Pourquoi un tel partage qui complique l’appréciation des rôles de chacun et peut générer des conflits ? L’explication réside moins dans le souci d’une construction logique que dans la volonté de respecter un compromis politique implicite : au régulateur sectoriel de fixer les paramètres techniques, juridiques et économiques nécessaires au maintien de l’équilibre concurrentiel ; au conseil de garantir les règles de la concurrence, au gouvernement, sous le contrôle du Parlement, de veiller au respect des missions de service public, dont le contenu, l’effectivité dépendent des clauses contenues dans les dispositifs réglementaires.
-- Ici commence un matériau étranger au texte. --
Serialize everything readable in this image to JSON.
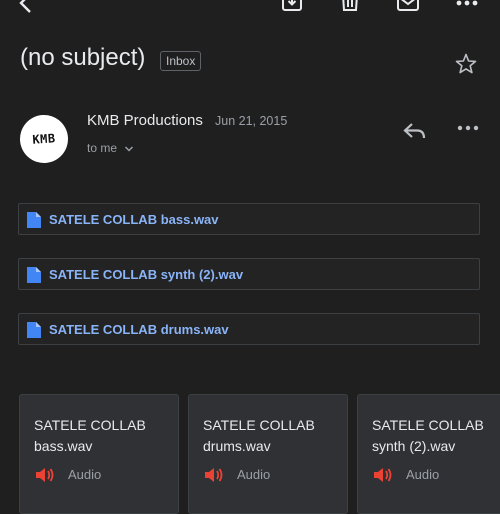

On peut juger cette frontière artificielle, en arguant du fait que les obligations fixées dans les licences, la réglementation des tarifs sont des éléments intrinsèques à l’équilibre concurrentiel auquel doivent veiller les régulateurs sectoriels. On peut aussi souligner que les comportements anticoncurrentiels ne peuvent relever d’une appréciation discrétionnaire des régulateurs sectoriels qui disposent déjà d’un pouvoir important dans la procédure de sélection des acteurs. La réponse est, en réalité, moins dans les textes que dans l’usage que feront le gouvernement, les régulateurs sectoriels et le conseil des pouvoirs respectifs qui leur sont confiés.
Quel jeu de rôles pourrait s’établir entre le gouvernement, le conseil et les régulateurs sectoriels, notamment dans cette zone grise où chacun peut revendiquer une part de décision ? La question n’est pas de savoir qui s’imposera à l’autre. Ni celui qui disposera du droit d’arrêter la décision finale, ou au contraire celui qui, par sa force de proposition, d’expertise ou de publicité pourra faire connaître ses initiatives ou ses avis. Sous la pression de leurs conseils, les acteurs économiques auront vite fait en effet- et comment le leur reprocher ?- de «tester» chacune d’entre elles, voire de jouer l’une contre l’autre. C’est de la bonne intelligence entre ces institutions que dépendra en grande partie le succès ou l’échec d’une régulation efficiente et que se construira une jurisprudence performante en concertation avec l’ensemble des acteurs. Il y a certainement place, en tout cas, pour un scénario de complémentarité fructueuse, chacun apportant à l’autre ce qui fait sa force : l’appréhension des problèmes généraux de la concurrence pour le Conseil de la concurrence, la connaissance approfondie des techniques et de l’économie des secteurs pour les régulateurs verticaux. En tout cas, le gouvernement et le législateur doivent être clairs sur le refus de construire un droit spécifique de la concurrence pour chaque secteur. Ils doivent inciter l’arbitre technique du secteur et le Conseil de la concurrence pour coopérer dans les domaines où le recouvrement des compétences est indiscutable.